At the same time, CEOs are challenged with controlling costs while increasing IT's value to the business. To meet this need, IT organisations must evolve into trusted service providers that adapt quickly and offer cost-effective, reliable and flexible services.
This evolution is not easy, Pinnell says. It requires the adoption of an IT Service Management (ITSM) framework, investment in the right types of technology, development and implementation of the correct IT processes, and training people to apply these technologies and processes properly.
He adds that the degree to which an IT department can function as a full business partner is dependent on the CIO's ability to focus IT resources on the priorities driving the business and to manage the IT/business relationship so that it's clear to management that IT is an integral ingredient of the business's success. It is also crucial that IT and the infrastructure is able to adapt to changing business needs without sacrificing service quality.

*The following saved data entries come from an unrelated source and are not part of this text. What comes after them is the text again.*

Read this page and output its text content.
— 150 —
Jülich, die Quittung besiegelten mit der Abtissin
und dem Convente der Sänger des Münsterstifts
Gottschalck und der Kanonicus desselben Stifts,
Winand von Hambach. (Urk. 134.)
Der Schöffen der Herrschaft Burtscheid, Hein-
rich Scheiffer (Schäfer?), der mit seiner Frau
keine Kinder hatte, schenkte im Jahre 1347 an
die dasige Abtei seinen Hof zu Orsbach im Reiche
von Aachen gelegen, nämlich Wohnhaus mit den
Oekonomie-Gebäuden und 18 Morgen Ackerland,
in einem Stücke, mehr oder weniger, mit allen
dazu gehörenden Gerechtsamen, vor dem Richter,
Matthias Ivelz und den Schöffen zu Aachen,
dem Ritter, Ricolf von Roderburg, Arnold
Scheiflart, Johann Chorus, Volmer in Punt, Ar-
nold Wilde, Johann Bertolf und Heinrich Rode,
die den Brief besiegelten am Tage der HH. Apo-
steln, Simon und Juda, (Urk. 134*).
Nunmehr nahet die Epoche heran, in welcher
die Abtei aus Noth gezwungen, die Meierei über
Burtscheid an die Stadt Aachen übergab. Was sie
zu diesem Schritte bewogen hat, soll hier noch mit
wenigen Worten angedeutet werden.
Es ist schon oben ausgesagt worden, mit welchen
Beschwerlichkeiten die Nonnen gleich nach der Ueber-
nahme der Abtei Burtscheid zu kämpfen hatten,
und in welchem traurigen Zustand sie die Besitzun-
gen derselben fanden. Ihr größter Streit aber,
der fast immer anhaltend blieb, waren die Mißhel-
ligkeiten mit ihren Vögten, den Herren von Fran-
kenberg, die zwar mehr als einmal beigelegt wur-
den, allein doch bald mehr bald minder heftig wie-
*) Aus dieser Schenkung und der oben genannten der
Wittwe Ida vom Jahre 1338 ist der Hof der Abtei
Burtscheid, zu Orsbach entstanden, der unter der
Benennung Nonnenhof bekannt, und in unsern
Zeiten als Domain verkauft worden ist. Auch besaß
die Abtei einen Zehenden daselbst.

IT organisations that enable innovation consistently manage and deliver high-quality, reliable, end-to-end IT services that can be adapted to address new business conditions. This level of quality and flexibility requires a service management approach that continually re-establishes the benchmarks for success and implements action plans to meet benchmark goals.
"The ideal approach to significant and lasting improvements in service management outcomes is not just focused on discrete improvement projects, but also on establishing and running formal continual improvement programmes as well as executing everyday operational ITSM tasks," Pinnell says.
To achieve these important and long-term improvements, a quality approach to IT services is essential. Just as manufacturing companies use a quality management system to ensure both product consistency and ongoing improvements to the manufacturing process, IT organisations need a service management system that:
* Provides a continual focus on IT service management quality.
* Makes sure that ITSM best practices are institutionalised as a way of life.
* Works at the operational level.
* Ensures that service management evolves over time to meet changing business needs.
Pinnell says that the newest version of the ITSM standard, ITIL v3, emphasises this continual service improvement. "Operational ITSM is really all about the day-to-day service activities within your business and IT environment. These activities include aspects like service and KPI reporting, internal and external audit requirements, risk management and regulatory compliance."
While there is no "one size fits all" approach to fine tuning service management practices, Pinnell says that most IT departments are now applying ITSM best practices and standards to make lasting enhancements to their operations. "Once of interest to a minority of businesses, implementation of ITSM best practices is now mainstream. One thing is clear – businesses that are not in the process of implementing these or using them to improve current operations, will be at an inherent disadvantage compared to their competitors."